Farmers are mobilizing for major demonstrations on Jan. 1, to block key border crossings and port access, to protest the government's refusal to act on their behalf. Fox is stepping up police and military deployments at border locations, airports, and other strategic points, in anticipation of the protests.

No Conclusive Evidence al-Qaeda Is Operating on Brazil, Argentine Borders

There is no conclusive evidence that al-Qaeda is operating in the tri-border region where the borders of Paraguay, Brazil, and Argentina meet, according to the conclusion drawn at a Dec. 16-18 meeting in Buenos Aires, attended by representatives of those three nations, and the U.S. State Department's Coordinator for Counter-Terrorism, Cofer Black. Countering "analysis" recently put out by the Moonie-owned Washington Times and other utopian mouthpieces, to the effect that al-Qaeda and Hezbollah were using the tri-border region as a base to plan terrorist attacks in the Western Hemisphere, Argentina's Deputy Foreign Minister Martin Redrado said that the Buenos Aires meeting had detected no evidence of terrorist training in the region. In a Dec. 20 briefing in Washington, Black added, "There has been no concrete, detailed tactical information developed that there are [terrorist] sleeper cells or al-Qaeda operatives in the area."

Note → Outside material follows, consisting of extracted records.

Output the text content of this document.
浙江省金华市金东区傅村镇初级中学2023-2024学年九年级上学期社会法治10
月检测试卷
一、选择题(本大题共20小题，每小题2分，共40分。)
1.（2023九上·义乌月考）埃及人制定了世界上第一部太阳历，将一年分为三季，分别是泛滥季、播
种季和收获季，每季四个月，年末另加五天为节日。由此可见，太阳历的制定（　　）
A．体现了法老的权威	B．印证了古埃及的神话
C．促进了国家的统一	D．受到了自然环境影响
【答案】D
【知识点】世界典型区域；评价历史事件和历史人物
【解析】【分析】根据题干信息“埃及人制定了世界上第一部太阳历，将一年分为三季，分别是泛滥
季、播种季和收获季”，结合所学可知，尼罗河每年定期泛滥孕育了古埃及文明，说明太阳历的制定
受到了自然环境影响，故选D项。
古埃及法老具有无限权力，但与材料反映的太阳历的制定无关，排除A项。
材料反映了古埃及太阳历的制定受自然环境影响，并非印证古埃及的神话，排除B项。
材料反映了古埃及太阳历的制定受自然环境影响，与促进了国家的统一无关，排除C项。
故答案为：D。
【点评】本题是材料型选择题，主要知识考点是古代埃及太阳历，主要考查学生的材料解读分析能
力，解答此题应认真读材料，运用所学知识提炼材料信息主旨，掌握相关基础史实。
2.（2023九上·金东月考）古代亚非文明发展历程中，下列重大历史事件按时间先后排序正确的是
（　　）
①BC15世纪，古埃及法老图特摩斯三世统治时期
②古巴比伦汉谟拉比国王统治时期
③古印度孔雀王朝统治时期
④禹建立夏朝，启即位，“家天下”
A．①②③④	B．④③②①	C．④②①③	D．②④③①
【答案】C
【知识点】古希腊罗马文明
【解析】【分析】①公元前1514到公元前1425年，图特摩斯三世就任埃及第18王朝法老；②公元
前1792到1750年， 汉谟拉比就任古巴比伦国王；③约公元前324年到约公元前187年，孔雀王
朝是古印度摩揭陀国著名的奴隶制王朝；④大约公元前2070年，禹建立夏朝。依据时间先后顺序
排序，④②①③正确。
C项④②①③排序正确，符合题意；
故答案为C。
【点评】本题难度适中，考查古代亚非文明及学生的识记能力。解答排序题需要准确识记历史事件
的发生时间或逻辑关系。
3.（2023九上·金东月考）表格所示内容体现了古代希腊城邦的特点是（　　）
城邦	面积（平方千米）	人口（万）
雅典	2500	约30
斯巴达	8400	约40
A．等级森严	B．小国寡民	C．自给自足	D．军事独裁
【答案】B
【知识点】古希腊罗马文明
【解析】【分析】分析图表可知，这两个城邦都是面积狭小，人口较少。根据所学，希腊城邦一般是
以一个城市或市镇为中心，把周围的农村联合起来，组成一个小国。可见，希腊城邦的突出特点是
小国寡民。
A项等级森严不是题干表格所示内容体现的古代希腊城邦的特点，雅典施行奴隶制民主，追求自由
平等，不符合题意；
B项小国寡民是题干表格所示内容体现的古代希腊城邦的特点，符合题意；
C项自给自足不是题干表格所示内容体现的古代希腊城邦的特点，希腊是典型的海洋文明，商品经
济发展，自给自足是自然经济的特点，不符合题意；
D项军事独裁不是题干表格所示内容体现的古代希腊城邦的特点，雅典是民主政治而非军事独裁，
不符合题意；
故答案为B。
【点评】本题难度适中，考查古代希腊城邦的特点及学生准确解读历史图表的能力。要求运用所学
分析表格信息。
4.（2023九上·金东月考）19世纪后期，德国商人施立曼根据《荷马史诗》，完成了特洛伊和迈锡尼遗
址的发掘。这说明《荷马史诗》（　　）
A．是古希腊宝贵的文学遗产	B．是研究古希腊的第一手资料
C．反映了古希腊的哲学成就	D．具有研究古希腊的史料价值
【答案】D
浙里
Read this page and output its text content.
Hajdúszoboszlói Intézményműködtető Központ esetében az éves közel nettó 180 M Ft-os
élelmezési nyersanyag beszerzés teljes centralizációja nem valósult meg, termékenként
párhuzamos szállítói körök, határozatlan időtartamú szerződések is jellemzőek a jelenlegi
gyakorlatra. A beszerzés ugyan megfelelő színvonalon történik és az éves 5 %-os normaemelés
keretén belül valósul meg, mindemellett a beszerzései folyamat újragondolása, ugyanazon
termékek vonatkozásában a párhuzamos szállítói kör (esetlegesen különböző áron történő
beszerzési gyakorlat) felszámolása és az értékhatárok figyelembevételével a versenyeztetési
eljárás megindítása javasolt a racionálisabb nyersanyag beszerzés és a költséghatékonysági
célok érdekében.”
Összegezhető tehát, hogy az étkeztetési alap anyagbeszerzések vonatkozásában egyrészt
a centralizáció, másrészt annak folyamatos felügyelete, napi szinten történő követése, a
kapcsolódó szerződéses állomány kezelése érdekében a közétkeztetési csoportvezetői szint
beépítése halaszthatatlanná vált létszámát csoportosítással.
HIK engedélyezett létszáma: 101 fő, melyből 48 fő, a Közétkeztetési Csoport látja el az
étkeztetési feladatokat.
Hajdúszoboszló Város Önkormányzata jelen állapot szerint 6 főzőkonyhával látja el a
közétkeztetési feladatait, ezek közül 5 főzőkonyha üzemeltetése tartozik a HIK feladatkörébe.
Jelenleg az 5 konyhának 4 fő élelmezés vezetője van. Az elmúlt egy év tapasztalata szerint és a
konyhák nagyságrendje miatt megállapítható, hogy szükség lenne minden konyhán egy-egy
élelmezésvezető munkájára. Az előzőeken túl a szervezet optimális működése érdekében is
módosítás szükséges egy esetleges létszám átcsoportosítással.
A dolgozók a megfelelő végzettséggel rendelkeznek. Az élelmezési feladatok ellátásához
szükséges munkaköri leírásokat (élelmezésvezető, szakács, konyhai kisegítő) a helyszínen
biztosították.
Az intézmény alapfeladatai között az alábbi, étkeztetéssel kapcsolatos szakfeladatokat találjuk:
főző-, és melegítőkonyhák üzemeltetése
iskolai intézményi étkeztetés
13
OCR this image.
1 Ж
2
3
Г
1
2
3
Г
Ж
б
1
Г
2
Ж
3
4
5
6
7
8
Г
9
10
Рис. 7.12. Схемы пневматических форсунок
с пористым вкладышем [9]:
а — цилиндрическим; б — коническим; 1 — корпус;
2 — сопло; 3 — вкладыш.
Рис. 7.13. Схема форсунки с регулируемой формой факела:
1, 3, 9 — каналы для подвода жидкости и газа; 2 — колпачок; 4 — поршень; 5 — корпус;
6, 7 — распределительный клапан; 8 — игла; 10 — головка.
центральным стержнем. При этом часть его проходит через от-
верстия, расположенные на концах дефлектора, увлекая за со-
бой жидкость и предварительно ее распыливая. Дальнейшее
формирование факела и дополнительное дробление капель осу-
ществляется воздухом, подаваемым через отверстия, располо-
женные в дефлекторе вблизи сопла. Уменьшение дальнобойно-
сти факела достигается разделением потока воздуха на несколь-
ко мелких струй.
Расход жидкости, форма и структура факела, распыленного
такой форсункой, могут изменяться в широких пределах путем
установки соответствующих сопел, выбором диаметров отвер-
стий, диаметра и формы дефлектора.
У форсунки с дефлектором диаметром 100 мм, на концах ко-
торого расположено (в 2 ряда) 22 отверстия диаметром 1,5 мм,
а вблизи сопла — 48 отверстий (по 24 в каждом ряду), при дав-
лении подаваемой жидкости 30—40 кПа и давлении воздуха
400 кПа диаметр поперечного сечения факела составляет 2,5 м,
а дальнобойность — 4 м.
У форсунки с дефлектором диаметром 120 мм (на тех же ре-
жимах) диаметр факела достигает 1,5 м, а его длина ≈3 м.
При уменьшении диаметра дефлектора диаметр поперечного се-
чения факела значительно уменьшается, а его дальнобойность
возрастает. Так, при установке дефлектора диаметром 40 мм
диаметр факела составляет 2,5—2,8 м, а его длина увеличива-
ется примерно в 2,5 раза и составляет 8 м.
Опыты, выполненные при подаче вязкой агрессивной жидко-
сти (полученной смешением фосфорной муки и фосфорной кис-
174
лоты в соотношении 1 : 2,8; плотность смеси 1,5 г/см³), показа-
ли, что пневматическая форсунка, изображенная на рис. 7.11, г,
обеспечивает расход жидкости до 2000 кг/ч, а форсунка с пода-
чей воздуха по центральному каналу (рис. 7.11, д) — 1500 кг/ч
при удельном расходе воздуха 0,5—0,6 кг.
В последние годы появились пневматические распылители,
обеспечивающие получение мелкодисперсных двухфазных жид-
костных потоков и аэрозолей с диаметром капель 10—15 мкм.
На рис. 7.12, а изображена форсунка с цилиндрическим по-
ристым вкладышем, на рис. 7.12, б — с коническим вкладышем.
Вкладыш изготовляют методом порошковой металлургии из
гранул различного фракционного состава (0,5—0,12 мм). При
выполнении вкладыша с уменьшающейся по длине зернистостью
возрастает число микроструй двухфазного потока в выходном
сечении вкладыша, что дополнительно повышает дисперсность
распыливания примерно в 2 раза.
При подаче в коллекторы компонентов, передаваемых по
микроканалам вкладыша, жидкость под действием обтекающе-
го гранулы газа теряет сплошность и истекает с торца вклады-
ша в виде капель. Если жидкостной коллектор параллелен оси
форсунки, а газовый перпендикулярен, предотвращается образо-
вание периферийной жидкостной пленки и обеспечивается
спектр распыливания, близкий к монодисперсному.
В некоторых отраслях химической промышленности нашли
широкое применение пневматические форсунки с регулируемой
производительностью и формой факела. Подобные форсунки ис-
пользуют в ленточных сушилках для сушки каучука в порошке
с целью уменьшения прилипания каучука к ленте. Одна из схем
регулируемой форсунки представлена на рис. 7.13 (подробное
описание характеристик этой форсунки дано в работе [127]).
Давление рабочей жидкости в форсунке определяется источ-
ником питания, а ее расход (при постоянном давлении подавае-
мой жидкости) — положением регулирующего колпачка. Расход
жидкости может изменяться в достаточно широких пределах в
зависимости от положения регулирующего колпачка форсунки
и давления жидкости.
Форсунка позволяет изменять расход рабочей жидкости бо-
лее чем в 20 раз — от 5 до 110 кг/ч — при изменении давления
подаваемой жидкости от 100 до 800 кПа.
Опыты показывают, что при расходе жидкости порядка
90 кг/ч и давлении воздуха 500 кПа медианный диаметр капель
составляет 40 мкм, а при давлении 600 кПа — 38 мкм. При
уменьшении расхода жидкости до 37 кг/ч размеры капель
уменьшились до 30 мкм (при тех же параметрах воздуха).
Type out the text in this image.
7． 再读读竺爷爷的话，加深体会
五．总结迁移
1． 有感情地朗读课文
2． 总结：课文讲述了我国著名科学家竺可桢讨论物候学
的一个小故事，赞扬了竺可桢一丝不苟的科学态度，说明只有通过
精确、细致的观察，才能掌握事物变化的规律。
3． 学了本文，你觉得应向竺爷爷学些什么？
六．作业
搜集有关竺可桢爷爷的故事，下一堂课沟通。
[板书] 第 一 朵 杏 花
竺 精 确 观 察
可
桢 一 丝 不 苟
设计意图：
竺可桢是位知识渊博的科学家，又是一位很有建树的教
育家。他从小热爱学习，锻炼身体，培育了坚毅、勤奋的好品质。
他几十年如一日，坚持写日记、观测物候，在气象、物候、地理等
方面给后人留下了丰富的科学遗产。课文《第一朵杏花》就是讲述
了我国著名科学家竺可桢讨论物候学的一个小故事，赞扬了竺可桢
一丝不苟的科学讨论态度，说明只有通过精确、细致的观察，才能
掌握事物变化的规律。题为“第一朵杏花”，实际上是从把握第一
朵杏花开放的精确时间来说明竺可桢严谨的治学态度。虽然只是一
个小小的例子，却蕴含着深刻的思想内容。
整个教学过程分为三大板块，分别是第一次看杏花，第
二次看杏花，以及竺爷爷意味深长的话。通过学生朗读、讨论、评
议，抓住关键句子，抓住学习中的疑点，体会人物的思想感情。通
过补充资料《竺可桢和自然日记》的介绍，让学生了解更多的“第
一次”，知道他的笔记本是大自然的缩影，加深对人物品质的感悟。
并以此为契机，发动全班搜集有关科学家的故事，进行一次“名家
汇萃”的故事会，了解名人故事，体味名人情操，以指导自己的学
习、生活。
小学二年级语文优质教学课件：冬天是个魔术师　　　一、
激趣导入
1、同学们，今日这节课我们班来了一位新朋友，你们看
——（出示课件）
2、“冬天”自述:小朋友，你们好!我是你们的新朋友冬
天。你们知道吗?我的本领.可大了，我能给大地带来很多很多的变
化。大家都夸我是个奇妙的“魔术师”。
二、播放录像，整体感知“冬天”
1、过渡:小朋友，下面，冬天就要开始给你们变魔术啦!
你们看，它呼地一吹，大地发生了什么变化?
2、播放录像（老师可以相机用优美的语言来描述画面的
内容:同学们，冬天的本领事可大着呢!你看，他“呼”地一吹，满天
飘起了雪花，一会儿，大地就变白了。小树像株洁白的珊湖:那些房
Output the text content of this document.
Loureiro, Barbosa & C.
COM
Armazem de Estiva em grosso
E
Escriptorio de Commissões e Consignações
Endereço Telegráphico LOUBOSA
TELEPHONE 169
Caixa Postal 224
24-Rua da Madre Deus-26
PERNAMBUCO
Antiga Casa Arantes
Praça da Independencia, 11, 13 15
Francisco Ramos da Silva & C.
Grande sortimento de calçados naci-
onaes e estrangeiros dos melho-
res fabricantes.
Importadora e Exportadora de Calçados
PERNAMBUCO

But, Black indicated, there is concern that remittances from illicit money-laundering and contraband in the region could end up in terrorist hands. Other unnamed U.S. officials have charged that Hezbollah and Hamas use the region for raising money, and warn that these funds could eventually be transferred to al-Qaeda, or that al-Qaeda itself might eventually set up operations there. Representatives of the four countries have therefore agreed to establish a working group on financial intelligence, and the U.S. will provide $1 million for anti-terrorism financing initiatives.

But Antonino Mena Goncalvez, the Americas Director for Brazil's Foreign Ministry, urged caution. "There is suspicion, as there can be in any part of the world. But we have no confirmation of money transfers. We want concrete evidence." Brazil has been particularly resistant to the characterization of the tri-border region as a terrorist training ground—charges that have intensified since Sept. 11—fearing that this augurs stepped-up foreign intervention into a region largely inhabited by Arab immigrants, that would threaten its sovereignty.

Brazilians Have a Right To Worry About Targetting of Tri-Border Region

The New York Times' Larry Rohter warned in a Dec. 15 article that "Islamic extremists are also gravitating toward Sao Paulo," the huge Brazilian industrial city which granted Lyndon LaRouche honorary citizenship last June. The city has "the largest concentration of Brazil's estimated 1.5 million Muslims—an ideal hiding place for anyone intent on being overlooked," Rohter claims.

Should Sao Paulo fear an invasion of the hemispheric military force that U.S. Defense Secretary Donald Rumsfeld wants to set up, which also targets the slums of Rio de Janeiro as "ungoverned areas"? Rohter's article cited numerous unnamed intelligence sources charging that the tri-border region is a serious terrorist threat; he noted that it's largely Argentine and U.S. agents who assert this, while Brazilian and Paraguayan officials are more "ambivalent."